Di fronte alla realtà delle cose Berlusconi, non demorde, continua a prendere in giro gli Italiani con la promessa della riduzione delle tasse, nel frattempo un miliardo e 250 milioni d'euro d’incentivi sono stati tagliati alle imprese.

L’ottanta per cento del taglio riguarda le imprese del Mezzogiorno.

Basilicata, Calabria, Campania, Puglia e Sicilia le regioni più colpite.

Il provvedimento oltre al taglio alla 488 e ad altri incentivi, blocca le erogazioni del ministero delle Attività produttive pari ad un miliardo e 750 milioni che slitteranno al 2005, con gravi danni alle imprese e all’occupazione, aumentano le imposte su assicurazioni, banche e fondazione che, inevitabilmente aumenteranno i costi dei servizi e del danaro.

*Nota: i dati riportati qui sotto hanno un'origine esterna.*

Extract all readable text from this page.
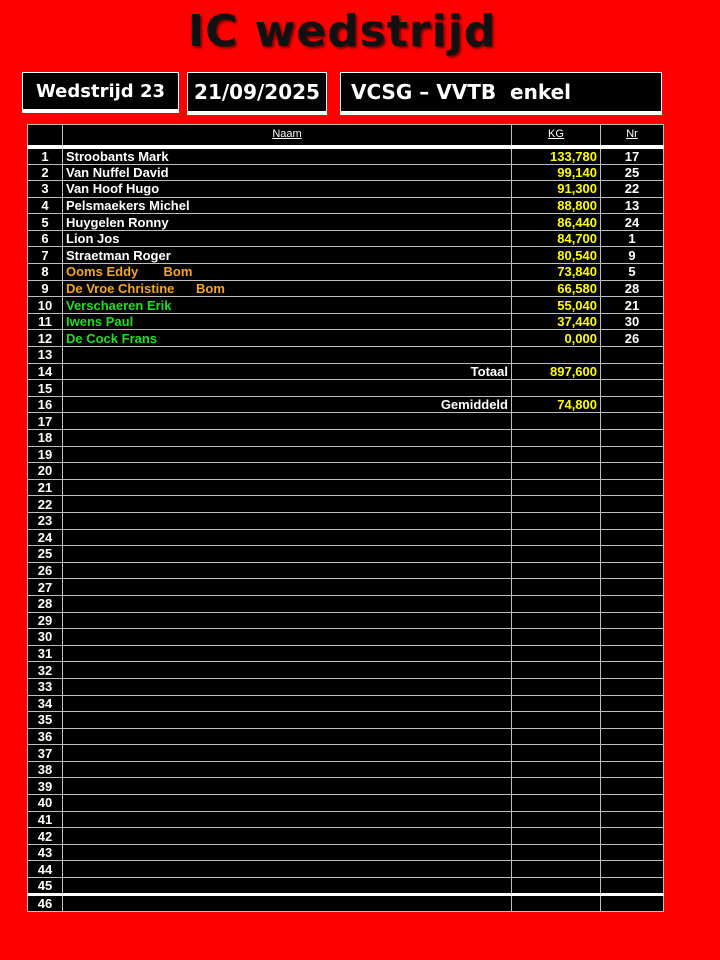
IC wedstrijd
Wedstrijd 23 21/09/2025 VCSG – VVTB  enkel
	Naam	KG	Nr
1	Stroobants Mark	133,780	17
2	Van Nuffel David	99,140	25
3	Van Hoof Hugo	91,300	22
4	Pelsmaekers Michel	88,800	13
5	Huygelen Ronny	86,440	24
6	Lion Jos	84,700	1
7	Straetman Roger	80,540	9
8	Ooms Eddy       Bom	73,840	5
9	De Vroe Christine      Bom	66,580	28
10	Verschaeren Erik	55,040	21
11	Iwens Paul	37,440	30
12	De Cock Frans	0,000	26
13			
14	Totaal	897,600	
15			
16	Gemiddeld	74,800	
17			
18			
19			
20			
21			
22			
23			
24			
25			
26			
27			
28			
29			
30			
31			
32			
33			
34			
35			
36			
37			
38			
39			
40			
41			
42			
43			
44			
45			
46			
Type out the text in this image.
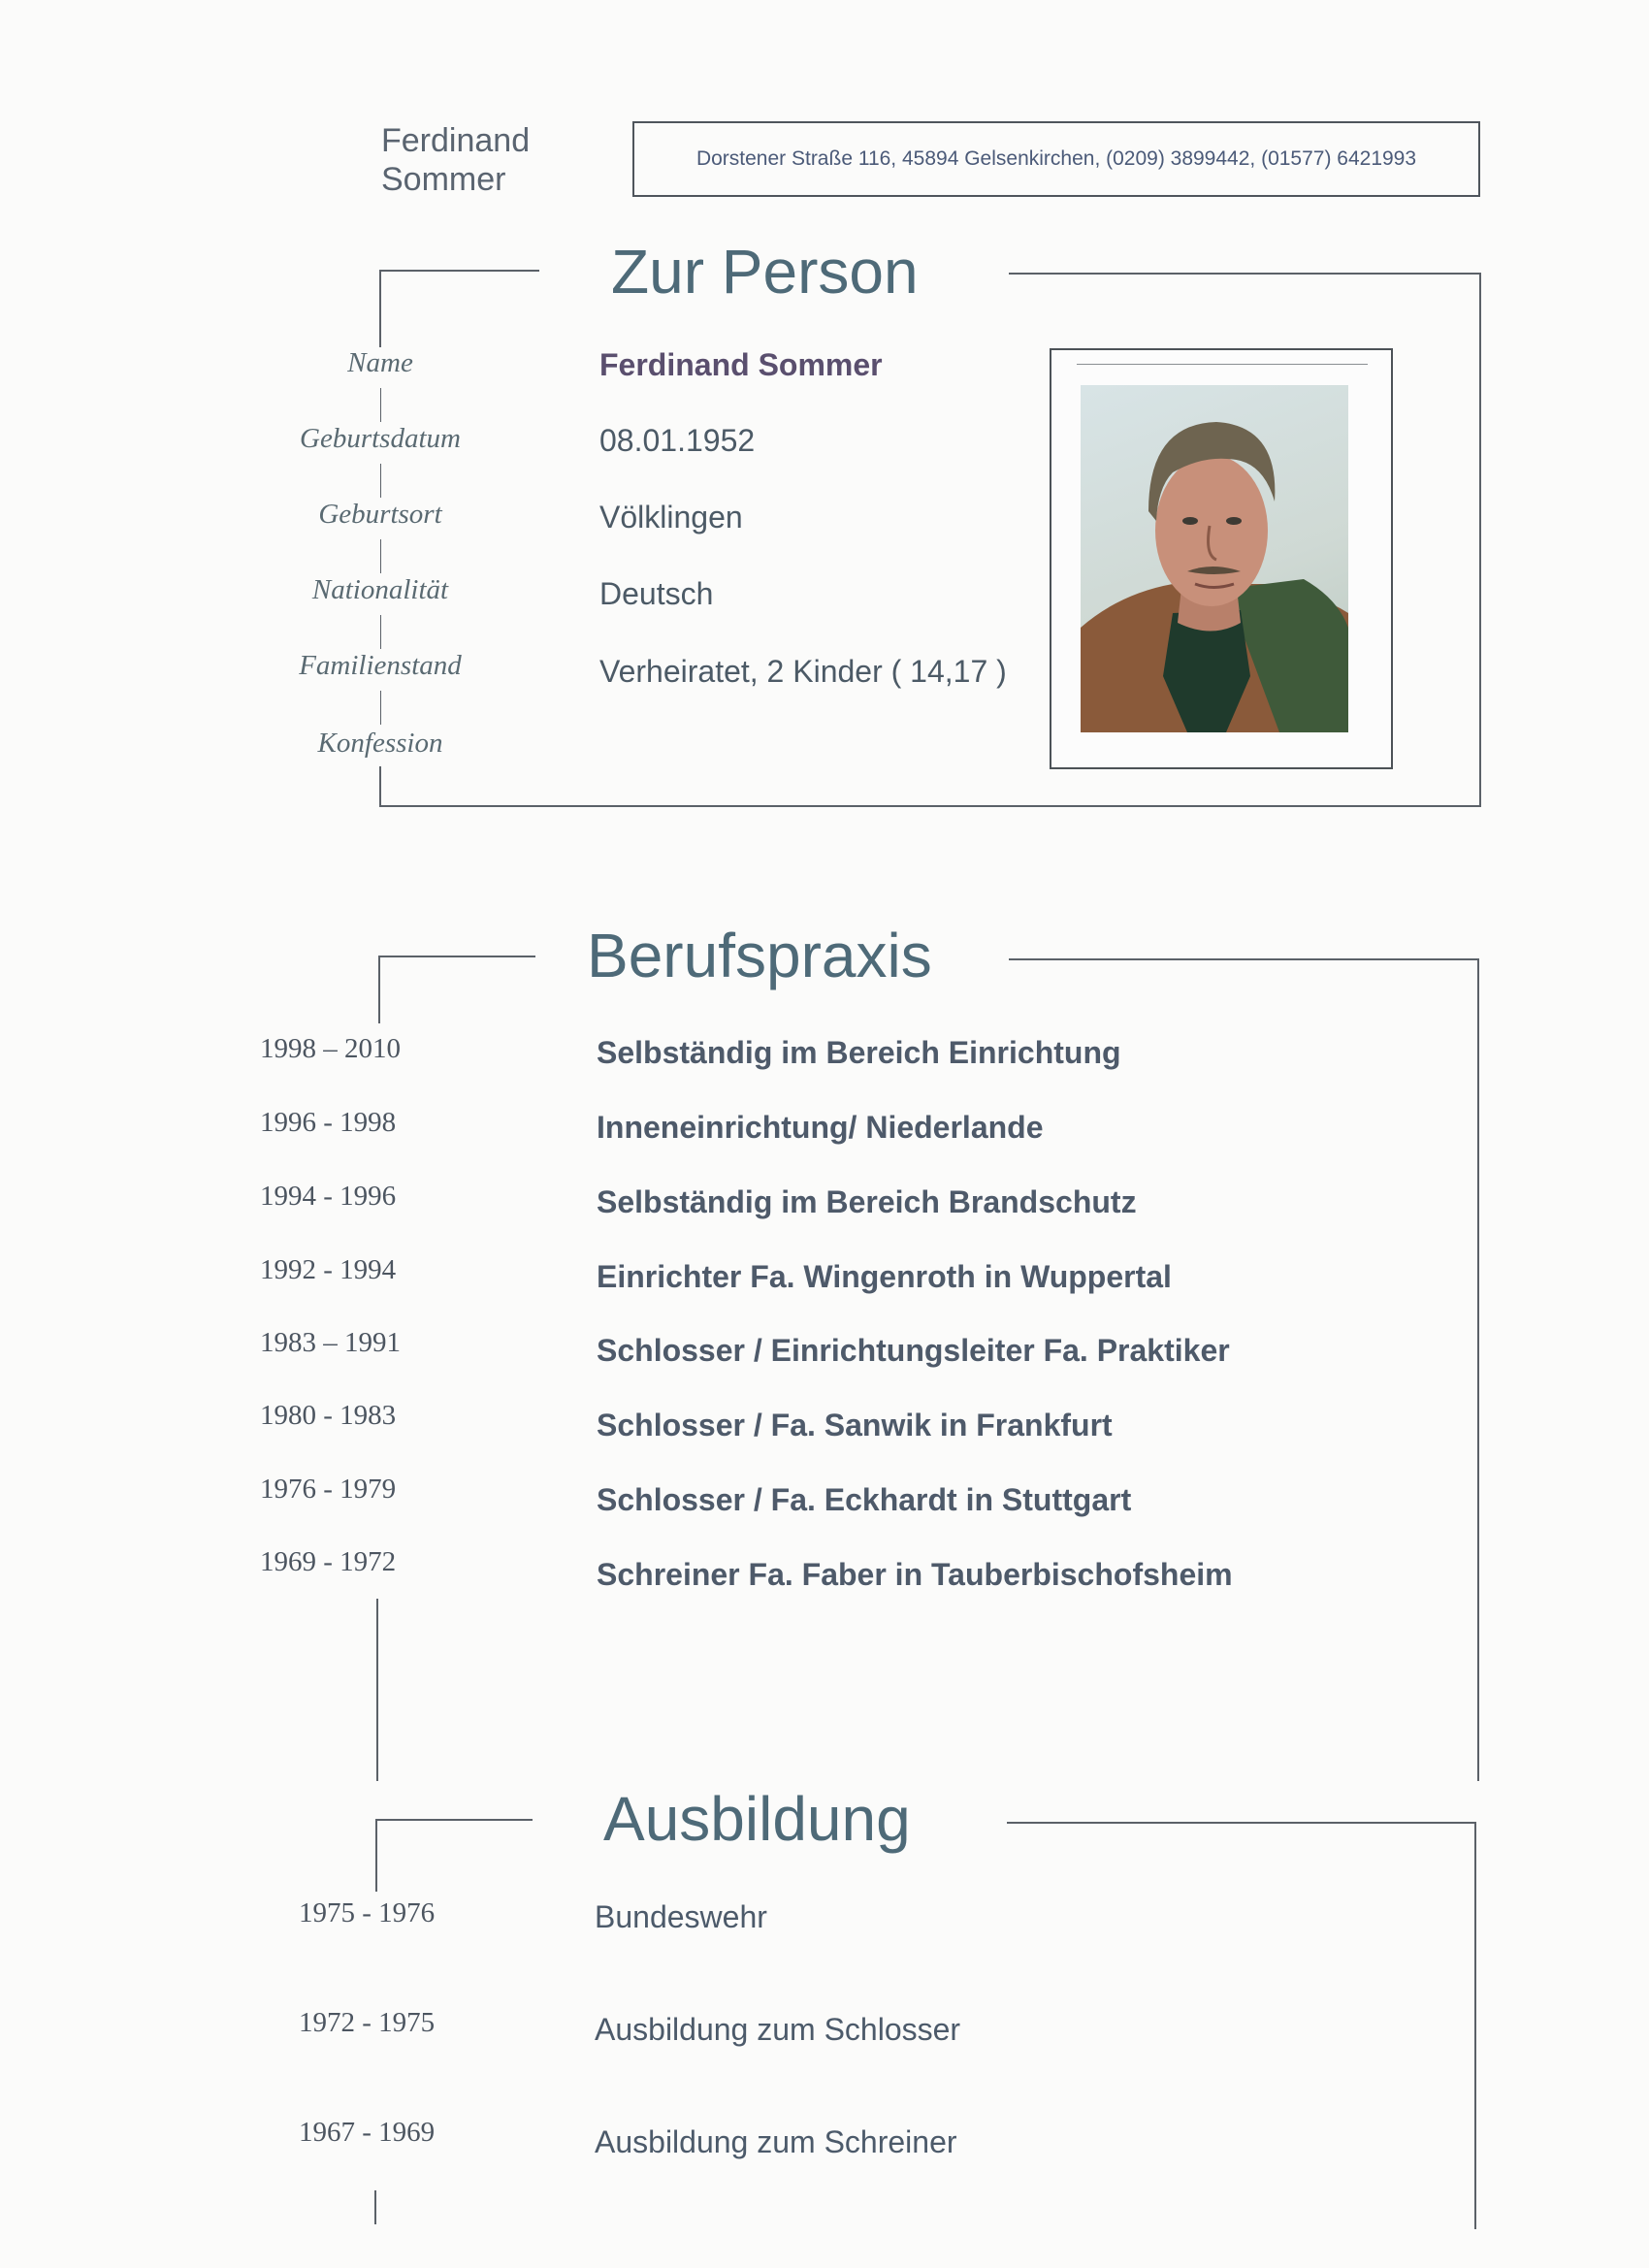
Ferdinand
Sommer
Dorstener Straße 116, 45894 Gelsenkirchen, (0209) 3899442, (01577) 6421993
Zur Person
Name
Geburtsdatum
Geburtsort
Nationalität
Familienstand
Konfession
Ferdinand Sommer
08.01.1952
Völklingen
Deutsch
Verheiratet, 2 Kinder ( 14,17 )
Berufspraxis
1998 – 2010
1996 - 1998
1994 - 1996
1992 - 1994
1983 – 1991
1980 - 1983
1976 - 1979
1969 - 1972
Selbständig im Bereich Einrichtung
Inneneinrichtung/ Niederlande
Selbständig im Bereich Brandschutz
Einrichter Fa. Wingenroth in Wuppertal
Schlosser / Einrichtungsleiter Fa. Praktiker
Schlosser / Fa. Sanwik in Frankfurt
Schlosser / Fa. Eckhardt in Stuttgart
Schreiner Fa. Faber in Tauberbischofsheim
Ausbildung
1975 - 1976
1972 - 1975
1967 - 1969
Bundeswehr
Ausbildung zum Schlosser
Ausbildung zum Schreiner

Il declino dell’Industria e del Paese è sempre più probabile.

Il Mezzogiorno in particolare vede il suo futuro definitivamente compromesso, se non si cambia sostanzialmente il provvedimento correttivo del governo, che tra l’altro non sappiamo come si rapporterà al DPEF, prima e alla finanziaria poi.

La difficoltà dell’economia meridionale è ancor più evidente, se paragonata a quella d'Irlanda e Grecia che sembra non risentire della congiuntura economica mondiale.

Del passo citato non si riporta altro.